Die Stärke des Volkes
In der ehemaligen Hessischen Erstaufnahmeeinrichtung für Flüchtlinge, die ab 1950 eine der zentralen Anlaufstellen für tausende, aus der DDR geflüchtete Menschen war, sagte der Hessische Ministerpräsident Volker Bouffier: „Mutige Menschen im Osten Deutschlands haben die Stärke des Volkes bewiesen, die Diktatur ins Wanken gebracht und schließlich besiegt. Sie sind auf die Straße gegangen und haben sich die Freiheit erkämpft, die wir heute gemeinsam in einem wiedervereinigten Deutschland leben dürfen. In einer bewegten Zeit, in der die Gräben zwischen Ost und West wieder tiefer werden und über neue Mauern diskutiert wird, ist es wichtig, zu erkennen: Freiheit ist nicht selbstverständlich. Wir müssen auch heutzutage dafür eintreten – mit Worten und mit Taten. Daran wollen wir erinnern.“
Ministerpräsident Bouffier diskutierte mit Prof. Dr. Hubert Kleinert über das geteilte Deutschland und die damit verbundene Epoche deutscher Geschichte. Der Sozialwissenschaftler und frühere Bundestagsabgeordnete hat darüber ein Buch geschrieben, das im September 2018 erschienen ist. Warum bewegt ihn das Thema 30 Jahre nach dem Fall der Mauer? „Wer die Gegenwart richtig verstehen und die Zukunft vernünftig gestalten will, sollte die Vergangenheit kennen“, sagte Prof. Dr. Kleinert.
Der Wert der Freiheit
Über den Wert der Freiheit und ihre prägenden Erinnerungen im geteilten Deutschland berichteten die Zeitzeugen Heinz Dörr, Jutta Fleck und ihre Tochter Beate Gallus. Sie tauschten sich im von Claus Peter Müller von der Grün moderierten Gespräch mit Schülerinnen und Schülern der Gesamtschulen Gießen Ost, Busecker Tal und Ebsdorfergrund aus. Heinz Dörr, der frühere Leiter der Erstaufnahmeeinrichtung hat Tage und Nächte damit verbracht, geflohene DDR-Bürger aufzunehmen und zu versorgen, die nach Gießen kamen.
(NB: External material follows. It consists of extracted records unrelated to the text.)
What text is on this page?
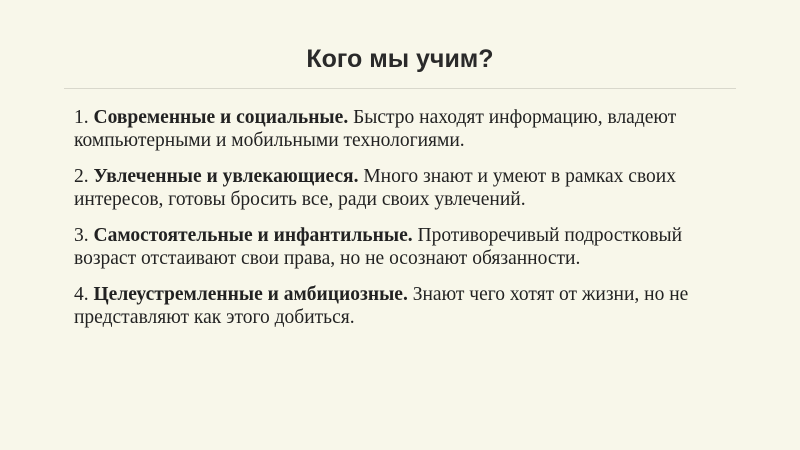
Кого мы учим?

1. Современные и социальные. Быстро находят информацию, владеют компьютерными и мобильными технологиями.

2. Увлеченные и увлекающиеся. Много знают и умеют в рамках своих интересов, готовы бросить все, ради своих увлечений.

3. Самостоятельные и инфантильные. Противоречивый подростковый возраст отстаивают свои права, но не осознают обязанности.

4. Целеустремленные и амбициозные. Знают чего хотят от жизни, но не представляют как этого добиться.
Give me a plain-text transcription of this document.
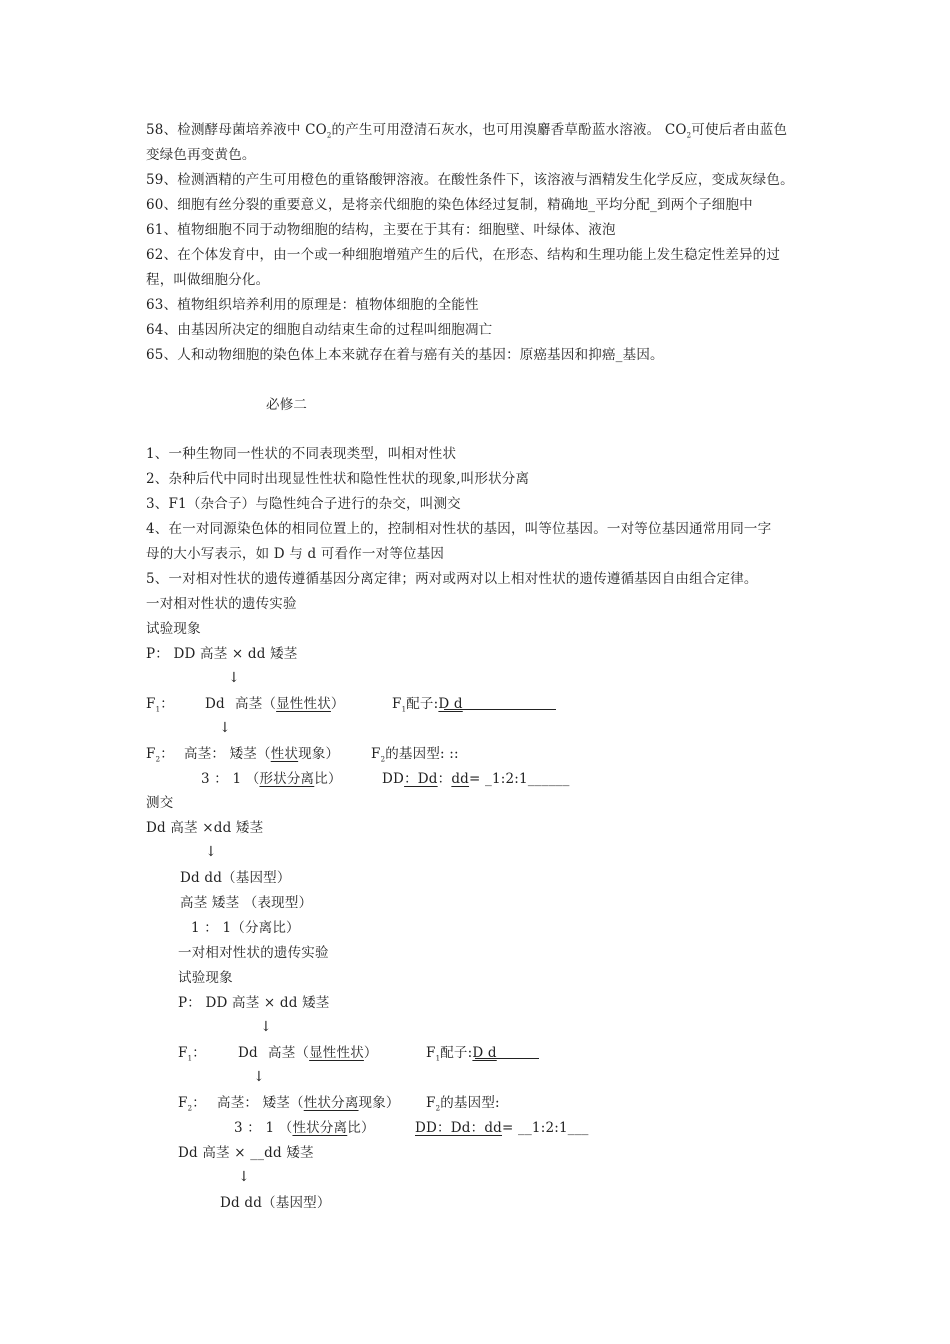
58、检测酵母菌培养液中 $CO_2$的产生可用澄清石灰水，也可用溴麝香草酚蓝水溶液。 $CO_2$可使后者由蓝色
变绿色再变黄色。
59、检测酒精的产生可用橙色的重铬酸钾溶液。在酸性条件下，该溶液与酒精发生化学反应，变成灰绿色。
60、细胞有丝分裂的重要意义，是将亲代细胞的染色体经过复制，精确地_平均分配_到两个子细胞中
61、植物细胞不同于动物细胞的结构，主要在于其有：细胞壁、叶绿体、液泡
62、在个体发育中，由一个或一种细胞增殖产生的后代，在形态、结构和生理功能上发生稳定性差异的过
程，叫做细胞分化。
63、植物组织培养利用的原理是：植物体细胞的全能性
64、由基因所决定的细胞自动结束生命的过程叫细胞凋亡
65、人和动物细胞的染色体上本来就存在着与癌有关的基因：原癌基因和抑癌_基因。
必修二
1、一种生物同一性状的不同表现类型，叫相对性状
2、杂种后代中同时出现显性性状和隐性性状的现象,叫形状分离
3、F1（杂合子）与隐性纯合子进行的杂交，叫测交
4、在一对同源染色体的相同位置上的，控制相对性状的基因，叫等位基因。一对等位基因通常用同一字
母的大小写表示，如 D 与 d 可看作一对等位基因
5、一对相对性状的遗传遵循基因分离定律；两对或两对以上相对性状的遗传遵循基因自由组合定律。
一对相对性状的遗传实验
试验现象
P： DD 高茎 × dd 矮茎
↓
$F_1$： Dd 高茎（显性性状）	$F_1$配子:D d
↓
$F_2$： 高茎： 矮茎（性状现象） $F_2$的基因型: ::
3 ： 1 （形状分离比）	DD：Dd：dd= _1:2:1______
测交
Dd 高茎 ×dd 矮茎
↓
Dd dd（基因型）
高茎 矮茎 （表现型）
1 ： 1（分离比）
一对相对性状的遗传实验
试验现象
P： DD 高茎 × dd 矮茎
↓
$F_1$： Dd 高茎（显性性状）	$F_1$配子:D d
↓
$F_2$： 高茎： 矮茎（性状分离现象） $F_2$的基因型:
3 ： 1 （性状分离比）	DD：Dd：dd= __1:2:1___
Dd 高茎 × __dd 矮茎
↓
Dd dd（基因型）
Der heute 91-jährige hat auch Freikäufe von DDR-Häftlingen bei Nacht und Nebel erlebt und begleitet.
Die Mauern der Diktatur
Von diesem Prozedere profitierte Jutta Fleck. Sie war im Frauengefängnis eingesperrt, nachdem sie versucht hatte, das Land zu verlassen. Bei ihrer Übersiedlung in die Bundesrepublik blieben beide Töchter, darunter Beate Gallus, hinter den Mauern der Diktatur zurück. Jutta Fleck, die heute das Schwerpunktprojekt Politisch-Historische Aufarbeitung der SED-Diktatur in Hessen leitet, demonstrierte wiederholt am Checkpoint, um auf das Unrecht aufmerksam zu machen. Sie wurde dadurch als „Frau vom Checkpoint Charlie“ international bekannt.
Vereinigtes Deutschland ohne schmerzhafte Teilung
„Die friedliche Revolution in der DDR und die anschließende Wiedervereinigung war ein großes Glück für unser Land und für Europa“, sagte Ministerpräsident Bouffier. Der Regierungschef betonte, dass die Mehrheit der Bürgerinnen und Bürger nicht mehr zwischen „Ossis“ und „Wessis“ unterscheidet, sondern gemeinsam im vereinigten Deutschland angekommen seien.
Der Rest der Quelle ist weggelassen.